Modular arithmetic and inverse functions

Question

The question is shown below:

Suppose $S=\{0,1,2,3,4,5,6,7,8,9,10\}$ and that the function $f:S\rightarrow S$ is given by:

$f(x)=6x^2+3x+8$ (mod 11)

Let $T=\{0,5\}$.

Find $f^{-1}\left(T\right)$.

Alright,

so my initial approach with this question was to find the inverse function,

$f^{-1}(x)=\dfrac{\pm\sqrt{24x-183}-3}{12}$, but $f^{-1}x\in S\geq0$

thus,

$f^{-1}(x)=\dfrac{\sqrt{24x-183}-3}{12}$

and then just churn out congruent values of $x=0,5$ in modulo 11 until I find a suitable value for $f^{-1}(x)$ within $S$, but it seems a bit tedious. Anyways, I repeated this churning process until I received the values of $\{2,3,6,10\}$.

Can anyone suggest a faster approach and please advise me if my approach is logically sound.

Many thanks :)

Answer 1

Considering the quadratic $f(x)=6x^2 + 3x + 8$ we have a discriminant (in $\Bbb F_{11}$) of

$$D=3^2 - 4 \cdot 6 \cdot 8 \equiv 4 \pmod{11}$$

which is a square (whether it is $\ge 0$ or not is irrelevant, and we don't use $\sqrt{D}$ in finite fields. We just have the two roots $2, -2 \equiv 9$. So $f(x)$ has two roots $$\frac{-3 + 2}{12} = -1 \equiv 10 \text{ and } \frac{-3 -2}{12} = -5 \equiv 6$$

where we have to remember that $12 \equiv 1 \pmod{11}$ which is helpful.

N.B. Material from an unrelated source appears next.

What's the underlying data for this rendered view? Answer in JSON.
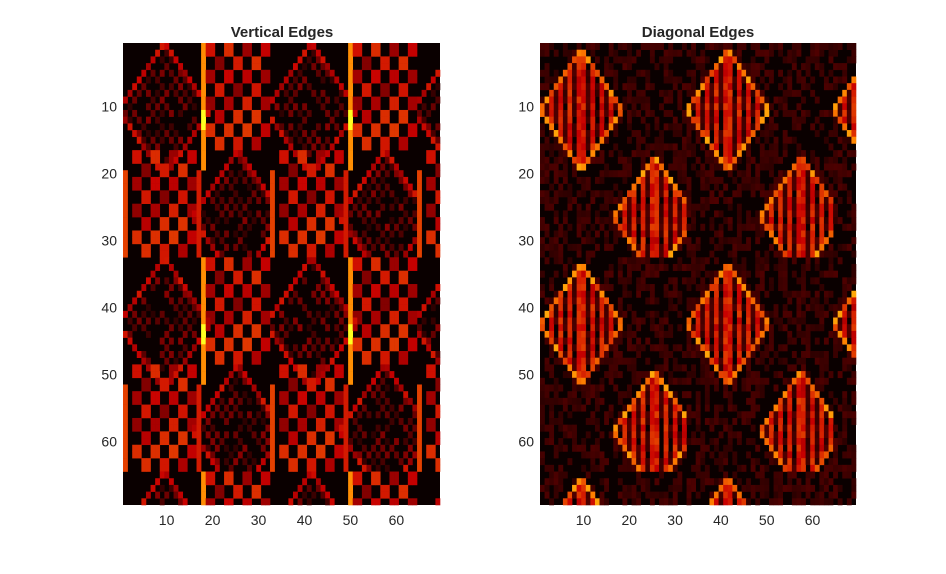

So modulo $11$ we have that $f(x)=(x+1)(x+5)$ and we've already found two members of $f^{-1}[\{0,5\}]$ namely the roots $10$ and $6$.

Next solve $f(x)=10$ (see below for the correct value) or equivalently $$6x^2 + 3x -2 = 0$$ which has discriminant $$3^2 - 4\cdot 6 \cdot (-2) = 2 \pmod{11}$$ and $2$ is not a square modulo $11$ (the squares in $\Bbb F_{11}$ are $0^2= 0,1^2=1, 2^2=4, 3^2= 9, 4^2=5, 5^2=3, 6^2=3, 7^2=5, 8^2=9,9^2=4,10^2=1$ or use quadratic reciprocity theory, if you know it. So $f$ does not assume the value $10$.

Solve $f(x)=5$ or $6x^2 + 3x+ 3= 0$, discriminant $3^2 - 4\cdot 6 \cdot 3 \equiv 3 \pmod{11}$ which is $5^2$ and $(-5)^2 = 6^2$ so roots are

$$\frac{-3 + 5}{12}=2, \frac{-3+6}{12}=3 \pmod{11}$$

so $$f^{-1}[\{0,5\}] = \{2,3,6,10\}$$ without tedious brute force.

Answer 2

If $\ a\equiv \alpha^2\pmod{11}\ $ is a quadratic residue $\mod{11}\ $, then $$ a^6 \equiv \alpha^{12}\equiv \alpha^2\equiv a\pmod{11}\ , $$ so the square roots of $\ a\pmod{11}\ $ are $\ \pm a^3\pmod{11}\ $.

If $\ y\equiv 6x^2+3x+8\pmod{11}\ $ then $\ 2y+4\equiv$$ x^2+6x+9$$\equiv(x+3)^2 \pmod{11}\ $ must be a quadratic residue, so $\ (2y+4)^3\equiv$$\pm(x+3) \pmod{11}\ $, and $\ x\equiv$$\pm(2y+4)^3-3\pmod{11}\ $.

Substituing $\ y=0\ $ in this expression gives $\ x\equiv$$ \pm4^3-3\equiv$$6,10\pmod{11}\ $. Substituting one of $\ x=6,10\ $ back into the polynomial $\ 6x^2+3x+8\ $ shows that it is indeed congruent to $\ 0\mod11\ $ for both of them (this check is necessary for at least one of these two values, to eliminate the possibility that $\ 2\cdot5+4\ $ might have been a quadratic non-residue $\mod 11\ $).

Similarly, substituting $\ y=5\ $ into the expression for $\ x\ $ gives $\ x\equiv$$\pm3^3-3\equiv$$2,3\pmod{11}\ $, which again can be shown to satisfy the congruence $\ 5\equiv 6x^2+3x+8\pmod{11}\ $. Thus, $\ f^{-1}\left(\{0,5\}\right)=$$\{2,3,6,10\}\ $, as you've already established.